METHODS:BACKGROUND:Spontaneous bacterial peritonitis (SBP) is a serious complication in patients with liver cirrhosis. In recent years, it has been postulated that the rate of multidrug-resistant organisms (MDROs) is increasing, especially in nosocomial SBP patients. Aim of the present work was to investigate this hypothesis and its possible clinical consequences. MATERIALS AND METHODS:One hundred and three culture-positive patients between 2007 and 2014 were compared with 81 patients between 2015 and 2017, to study the change of microbiological profiles and their clinical consequences. The cirrhosis patients with bacterascites requiring treatment were included as well. RESULTS:The most prevalent Gram-negative bacteria isolated from ascites were Enterobacterales (31.6%) and in Gram-positive pathogens Staphylococci (22.8%).

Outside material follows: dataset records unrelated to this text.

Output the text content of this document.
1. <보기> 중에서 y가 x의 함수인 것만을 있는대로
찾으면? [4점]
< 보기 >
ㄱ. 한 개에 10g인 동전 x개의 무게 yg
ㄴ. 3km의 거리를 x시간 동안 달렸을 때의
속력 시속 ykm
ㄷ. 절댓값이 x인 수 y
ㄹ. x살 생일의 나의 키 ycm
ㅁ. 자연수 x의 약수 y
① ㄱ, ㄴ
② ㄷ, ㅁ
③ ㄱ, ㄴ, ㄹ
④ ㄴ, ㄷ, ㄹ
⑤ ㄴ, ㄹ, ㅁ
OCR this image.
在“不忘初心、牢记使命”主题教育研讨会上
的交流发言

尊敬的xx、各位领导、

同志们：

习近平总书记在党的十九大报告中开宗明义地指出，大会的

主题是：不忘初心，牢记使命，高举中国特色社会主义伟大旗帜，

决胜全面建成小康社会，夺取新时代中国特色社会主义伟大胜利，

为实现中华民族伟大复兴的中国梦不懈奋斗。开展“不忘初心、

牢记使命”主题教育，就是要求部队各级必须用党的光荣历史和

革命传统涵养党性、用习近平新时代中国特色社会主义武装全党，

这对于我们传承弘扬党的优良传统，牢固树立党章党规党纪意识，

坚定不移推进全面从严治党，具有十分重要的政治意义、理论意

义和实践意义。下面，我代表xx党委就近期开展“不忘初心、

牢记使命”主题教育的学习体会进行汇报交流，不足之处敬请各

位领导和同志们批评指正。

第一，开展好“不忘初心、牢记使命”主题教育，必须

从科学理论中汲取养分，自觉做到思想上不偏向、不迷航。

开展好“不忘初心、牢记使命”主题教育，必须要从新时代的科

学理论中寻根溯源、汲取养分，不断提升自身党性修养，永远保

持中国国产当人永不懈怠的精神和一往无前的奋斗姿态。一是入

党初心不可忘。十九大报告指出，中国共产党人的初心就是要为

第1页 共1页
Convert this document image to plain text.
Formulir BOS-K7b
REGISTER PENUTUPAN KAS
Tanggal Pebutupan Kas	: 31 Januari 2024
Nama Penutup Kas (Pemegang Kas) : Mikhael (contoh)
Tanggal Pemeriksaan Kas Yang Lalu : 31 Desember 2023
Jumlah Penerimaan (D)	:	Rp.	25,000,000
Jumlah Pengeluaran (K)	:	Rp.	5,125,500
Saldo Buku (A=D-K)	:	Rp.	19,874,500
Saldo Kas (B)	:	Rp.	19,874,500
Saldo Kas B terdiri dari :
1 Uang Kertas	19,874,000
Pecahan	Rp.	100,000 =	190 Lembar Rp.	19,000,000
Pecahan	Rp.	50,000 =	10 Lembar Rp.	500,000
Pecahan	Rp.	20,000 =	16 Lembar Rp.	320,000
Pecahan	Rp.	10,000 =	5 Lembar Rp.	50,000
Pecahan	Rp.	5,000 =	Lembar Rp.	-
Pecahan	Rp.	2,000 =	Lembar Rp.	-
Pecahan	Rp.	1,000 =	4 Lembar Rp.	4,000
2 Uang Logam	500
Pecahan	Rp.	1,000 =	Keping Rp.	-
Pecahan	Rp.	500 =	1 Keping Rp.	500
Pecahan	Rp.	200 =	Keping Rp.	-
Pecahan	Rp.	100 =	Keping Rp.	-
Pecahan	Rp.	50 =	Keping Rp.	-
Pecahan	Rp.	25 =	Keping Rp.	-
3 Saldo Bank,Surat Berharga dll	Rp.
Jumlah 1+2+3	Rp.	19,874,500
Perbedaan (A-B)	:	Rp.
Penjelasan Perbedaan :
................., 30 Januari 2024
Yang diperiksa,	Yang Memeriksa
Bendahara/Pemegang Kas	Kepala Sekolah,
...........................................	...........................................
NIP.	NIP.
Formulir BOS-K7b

There was a significant increase in MDROs (22.3% ICU 40.7%, P = .048), accompanied by an increased incidence of sepsis (from 21.4% to 37.0%, P = .021), hepatorenal syndrome (from 40.8% to 58.0%, P = .007) and the need of catecholamine therapy (from 21.4% to 38.8%, P = .036). Nosocomial origin correlated with higher MDRO proportion, more complications and lower antimicrobial susceptibility rates in 12 commonly used antibiotics. MDROs were confirmed as an isolated predictor for inpatient mortality and complications in multivariable logistic regression. CONCLUSIONS:The feeling in clinical practice that MDROs have increased in the last 11 years could be confirmed in our study in Munich, Germany. Nosocomial SBP correlated with significantly higher MDRO rates (nearly 50%) and complication rates. In our opinion, an antibiotic combination with comprehensive effect should be taken into account in nosocomial SBP patients in this region.